The firm said sales fell by around 18% in the six months to March 3.

It blamed the fall on overhaul efforts, having cut its stock in-take by about 30% year-on-year to “right size” stock levels.

But the group said the sales drop was in line with its expectations and kept guidance unchanged for full-year sales to drop by between 5% and 15% and to make earnings on an underlying basis, helping shares rise 5% in Tuesday morning trading.

The business has been on a mission to reduce its stock and costs and improve its profitability.

We have made great progress in monetising inventory that built up over the pandemic and in improving the core profitability of our operations

Jose Antonio Ramos Calamonte, Asos

It is also making changes to be more agile and quick to jump on fashion trends, with moves to bring “high-fashion product from design to site in two to three weeks, increasing our agility in responding to rapidly evolving customer demand”.

The company has previously said it wants to get “back to fashion” as it targets a market of 20-somethings who like shopping for clothes.

Jose Antonio Ramos Calamonte, chief executive of Asos, said: “Asos is becoming a faster and more agile business, aided by the incredible work of our teams to speed up all of our processes to deliver the fashion, quality and prices that our customers want, when they want it.

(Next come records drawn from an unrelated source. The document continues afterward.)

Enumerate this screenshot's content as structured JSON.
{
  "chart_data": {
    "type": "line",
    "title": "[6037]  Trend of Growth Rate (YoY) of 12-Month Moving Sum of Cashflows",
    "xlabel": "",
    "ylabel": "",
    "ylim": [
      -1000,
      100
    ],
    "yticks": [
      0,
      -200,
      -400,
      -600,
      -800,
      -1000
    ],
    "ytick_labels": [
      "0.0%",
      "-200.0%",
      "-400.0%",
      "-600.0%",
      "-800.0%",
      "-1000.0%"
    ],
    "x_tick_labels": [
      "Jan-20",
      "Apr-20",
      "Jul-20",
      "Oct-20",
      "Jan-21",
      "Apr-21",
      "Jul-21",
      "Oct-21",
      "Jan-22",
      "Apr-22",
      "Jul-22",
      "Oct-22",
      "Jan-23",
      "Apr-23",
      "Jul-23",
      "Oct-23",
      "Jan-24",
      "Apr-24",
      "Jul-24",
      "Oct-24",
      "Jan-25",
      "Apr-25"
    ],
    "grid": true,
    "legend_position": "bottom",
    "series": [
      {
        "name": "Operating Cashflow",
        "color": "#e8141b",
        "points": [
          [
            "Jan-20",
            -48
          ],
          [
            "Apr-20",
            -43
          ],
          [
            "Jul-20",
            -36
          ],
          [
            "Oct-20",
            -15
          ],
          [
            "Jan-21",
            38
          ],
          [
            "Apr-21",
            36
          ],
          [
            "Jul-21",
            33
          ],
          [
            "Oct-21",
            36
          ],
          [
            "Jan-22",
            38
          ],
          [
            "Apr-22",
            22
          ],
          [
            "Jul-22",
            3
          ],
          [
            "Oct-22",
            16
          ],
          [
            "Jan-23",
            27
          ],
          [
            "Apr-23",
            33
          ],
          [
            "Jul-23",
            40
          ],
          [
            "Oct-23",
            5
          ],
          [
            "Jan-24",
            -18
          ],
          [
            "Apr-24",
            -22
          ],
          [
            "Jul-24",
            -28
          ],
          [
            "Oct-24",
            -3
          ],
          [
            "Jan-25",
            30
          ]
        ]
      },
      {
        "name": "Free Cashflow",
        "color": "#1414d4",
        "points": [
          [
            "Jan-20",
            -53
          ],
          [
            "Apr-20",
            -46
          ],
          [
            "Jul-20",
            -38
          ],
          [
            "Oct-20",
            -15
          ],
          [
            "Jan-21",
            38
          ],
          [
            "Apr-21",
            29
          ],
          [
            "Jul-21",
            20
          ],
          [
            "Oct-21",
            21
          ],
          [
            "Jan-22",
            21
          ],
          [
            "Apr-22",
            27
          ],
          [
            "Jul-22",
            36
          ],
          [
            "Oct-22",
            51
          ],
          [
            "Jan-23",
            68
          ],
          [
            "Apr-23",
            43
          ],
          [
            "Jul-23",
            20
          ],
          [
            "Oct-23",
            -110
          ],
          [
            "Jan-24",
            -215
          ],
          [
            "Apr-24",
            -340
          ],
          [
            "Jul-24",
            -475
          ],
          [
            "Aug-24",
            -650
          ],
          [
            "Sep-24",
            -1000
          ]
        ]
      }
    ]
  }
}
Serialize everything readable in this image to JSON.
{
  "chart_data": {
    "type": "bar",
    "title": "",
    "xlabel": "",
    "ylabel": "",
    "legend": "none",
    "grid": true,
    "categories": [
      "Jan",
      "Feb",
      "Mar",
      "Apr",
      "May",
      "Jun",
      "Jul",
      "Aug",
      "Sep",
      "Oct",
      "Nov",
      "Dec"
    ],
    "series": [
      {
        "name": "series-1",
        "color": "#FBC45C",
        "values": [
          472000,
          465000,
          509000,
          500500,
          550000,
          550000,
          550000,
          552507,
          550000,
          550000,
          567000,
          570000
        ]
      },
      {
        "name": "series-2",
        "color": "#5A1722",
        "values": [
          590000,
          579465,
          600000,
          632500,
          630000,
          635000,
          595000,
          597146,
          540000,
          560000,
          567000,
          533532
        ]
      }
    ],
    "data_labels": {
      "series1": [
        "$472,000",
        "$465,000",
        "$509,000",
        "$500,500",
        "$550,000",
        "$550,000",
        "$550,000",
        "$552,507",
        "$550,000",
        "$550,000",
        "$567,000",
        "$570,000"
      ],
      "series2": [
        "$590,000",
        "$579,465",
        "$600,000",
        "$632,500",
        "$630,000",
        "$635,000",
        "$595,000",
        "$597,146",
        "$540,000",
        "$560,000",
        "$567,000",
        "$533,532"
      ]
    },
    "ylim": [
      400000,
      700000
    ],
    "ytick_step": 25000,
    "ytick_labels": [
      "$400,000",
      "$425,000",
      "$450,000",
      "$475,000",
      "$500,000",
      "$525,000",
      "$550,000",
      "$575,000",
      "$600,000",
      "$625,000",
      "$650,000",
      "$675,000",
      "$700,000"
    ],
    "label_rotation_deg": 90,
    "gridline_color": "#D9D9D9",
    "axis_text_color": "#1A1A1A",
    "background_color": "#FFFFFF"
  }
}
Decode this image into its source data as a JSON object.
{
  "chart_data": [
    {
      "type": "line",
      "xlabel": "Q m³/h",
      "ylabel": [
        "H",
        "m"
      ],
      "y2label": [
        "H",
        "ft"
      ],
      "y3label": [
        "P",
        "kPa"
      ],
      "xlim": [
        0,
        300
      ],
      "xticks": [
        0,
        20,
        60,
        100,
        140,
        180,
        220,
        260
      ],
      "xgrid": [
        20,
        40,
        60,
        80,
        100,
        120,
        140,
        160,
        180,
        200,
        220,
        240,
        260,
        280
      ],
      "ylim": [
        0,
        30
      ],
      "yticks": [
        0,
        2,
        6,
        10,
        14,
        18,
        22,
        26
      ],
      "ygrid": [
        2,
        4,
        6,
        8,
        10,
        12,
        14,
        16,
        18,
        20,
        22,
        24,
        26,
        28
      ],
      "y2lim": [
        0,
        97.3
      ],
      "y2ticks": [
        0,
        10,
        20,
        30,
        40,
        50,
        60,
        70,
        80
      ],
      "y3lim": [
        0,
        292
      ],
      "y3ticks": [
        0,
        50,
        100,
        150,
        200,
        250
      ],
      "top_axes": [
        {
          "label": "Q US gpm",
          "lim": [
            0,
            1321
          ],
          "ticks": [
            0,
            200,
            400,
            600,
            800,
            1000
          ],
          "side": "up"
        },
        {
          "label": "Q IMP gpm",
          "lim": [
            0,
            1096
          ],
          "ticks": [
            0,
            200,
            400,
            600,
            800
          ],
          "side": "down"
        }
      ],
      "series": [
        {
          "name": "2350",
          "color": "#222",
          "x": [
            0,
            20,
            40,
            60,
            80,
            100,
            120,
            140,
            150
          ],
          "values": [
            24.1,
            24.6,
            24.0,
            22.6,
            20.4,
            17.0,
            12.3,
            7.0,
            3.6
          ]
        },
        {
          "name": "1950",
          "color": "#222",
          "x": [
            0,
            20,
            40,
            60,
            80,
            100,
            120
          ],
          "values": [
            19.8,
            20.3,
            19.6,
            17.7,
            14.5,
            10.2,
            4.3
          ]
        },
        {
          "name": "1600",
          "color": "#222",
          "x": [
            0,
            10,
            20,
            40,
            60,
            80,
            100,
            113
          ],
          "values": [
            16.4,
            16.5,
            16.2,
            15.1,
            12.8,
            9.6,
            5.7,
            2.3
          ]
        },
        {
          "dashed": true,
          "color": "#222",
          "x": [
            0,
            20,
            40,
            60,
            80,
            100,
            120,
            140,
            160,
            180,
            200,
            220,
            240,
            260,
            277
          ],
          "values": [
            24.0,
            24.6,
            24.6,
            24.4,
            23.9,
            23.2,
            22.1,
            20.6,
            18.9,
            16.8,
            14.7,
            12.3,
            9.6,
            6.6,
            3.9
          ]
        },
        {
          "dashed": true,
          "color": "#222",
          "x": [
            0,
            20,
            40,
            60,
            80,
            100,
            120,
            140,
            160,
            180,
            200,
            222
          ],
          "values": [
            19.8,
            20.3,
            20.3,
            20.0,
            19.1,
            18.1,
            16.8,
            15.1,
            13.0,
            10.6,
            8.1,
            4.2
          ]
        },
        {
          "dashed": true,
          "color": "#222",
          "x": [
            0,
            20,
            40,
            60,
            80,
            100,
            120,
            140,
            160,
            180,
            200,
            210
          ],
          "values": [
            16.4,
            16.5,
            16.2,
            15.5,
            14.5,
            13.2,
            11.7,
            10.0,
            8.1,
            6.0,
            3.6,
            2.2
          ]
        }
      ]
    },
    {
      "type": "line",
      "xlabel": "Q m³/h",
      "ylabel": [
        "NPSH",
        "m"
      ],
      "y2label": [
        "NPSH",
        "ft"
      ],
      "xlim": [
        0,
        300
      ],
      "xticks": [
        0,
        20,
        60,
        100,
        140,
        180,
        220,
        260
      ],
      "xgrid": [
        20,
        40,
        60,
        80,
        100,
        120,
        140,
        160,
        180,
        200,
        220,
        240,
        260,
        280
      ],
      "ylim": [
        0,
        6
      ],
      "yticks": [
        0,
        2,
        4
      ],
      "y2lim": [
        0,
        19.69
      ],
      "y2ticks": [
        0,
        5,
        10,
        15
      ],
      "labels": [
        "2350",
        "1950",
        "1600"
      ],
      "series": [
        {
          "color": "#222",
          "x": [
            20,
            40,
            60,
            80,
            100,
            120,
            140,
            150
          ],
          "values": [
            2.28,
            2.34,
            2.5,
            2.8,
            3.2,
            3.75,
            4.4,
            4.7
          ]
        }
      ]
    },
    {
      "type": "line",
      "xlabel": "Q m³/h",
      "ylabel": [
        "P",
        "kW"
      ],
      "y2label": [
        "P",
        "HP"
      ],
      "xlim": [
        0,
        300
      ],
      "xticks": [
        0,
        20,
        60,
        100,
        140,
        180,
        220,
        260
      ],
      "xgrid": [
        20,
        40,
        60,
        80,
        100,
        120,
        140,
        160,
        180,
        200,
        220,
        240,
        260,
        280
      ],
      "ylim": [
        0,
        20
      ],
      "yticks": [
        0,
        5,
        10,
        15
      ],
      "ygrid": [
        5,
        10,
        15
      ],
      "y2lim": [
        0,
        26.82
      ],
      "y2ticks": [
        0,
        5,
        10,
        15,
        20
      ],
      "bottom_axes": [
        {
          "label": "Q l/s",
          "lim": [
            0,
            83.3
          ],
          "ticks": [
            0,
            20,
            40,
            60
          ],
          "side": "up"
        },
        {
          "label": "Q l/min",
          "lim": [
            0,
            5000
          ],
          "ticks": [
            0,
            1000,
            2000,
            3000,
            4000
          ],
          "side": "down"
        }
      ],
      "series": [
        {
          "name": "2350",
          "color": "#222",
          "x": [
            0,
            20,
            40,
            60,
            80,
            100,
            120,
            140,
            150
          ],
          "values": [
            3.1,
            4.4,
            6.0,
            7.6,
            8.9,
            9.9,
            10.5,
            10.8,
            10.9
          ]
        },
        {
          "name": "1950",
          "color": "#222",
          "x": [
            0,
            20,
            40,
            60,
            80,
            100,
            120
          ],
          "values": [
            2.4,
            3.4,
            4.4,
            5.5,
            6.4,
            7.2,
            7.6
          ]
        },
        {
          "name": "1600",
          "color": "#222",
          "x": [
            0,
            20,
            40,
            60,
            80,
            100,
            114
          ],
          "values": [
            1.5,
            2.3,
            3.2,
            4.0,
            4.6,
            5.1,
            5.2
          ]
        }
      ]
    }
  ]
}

“I’m excited by the performance of our new collections, while we have also made great progress in monetising inventory that built up over the pandemic and in improving the core profitability of our operations.”

Previous actions under its overhaul saw it mothball one its warehouses.

The move came after efforts to reduce stock levels saw large parts of the warehouse in Lichfield, Staffordshire, sitting empty.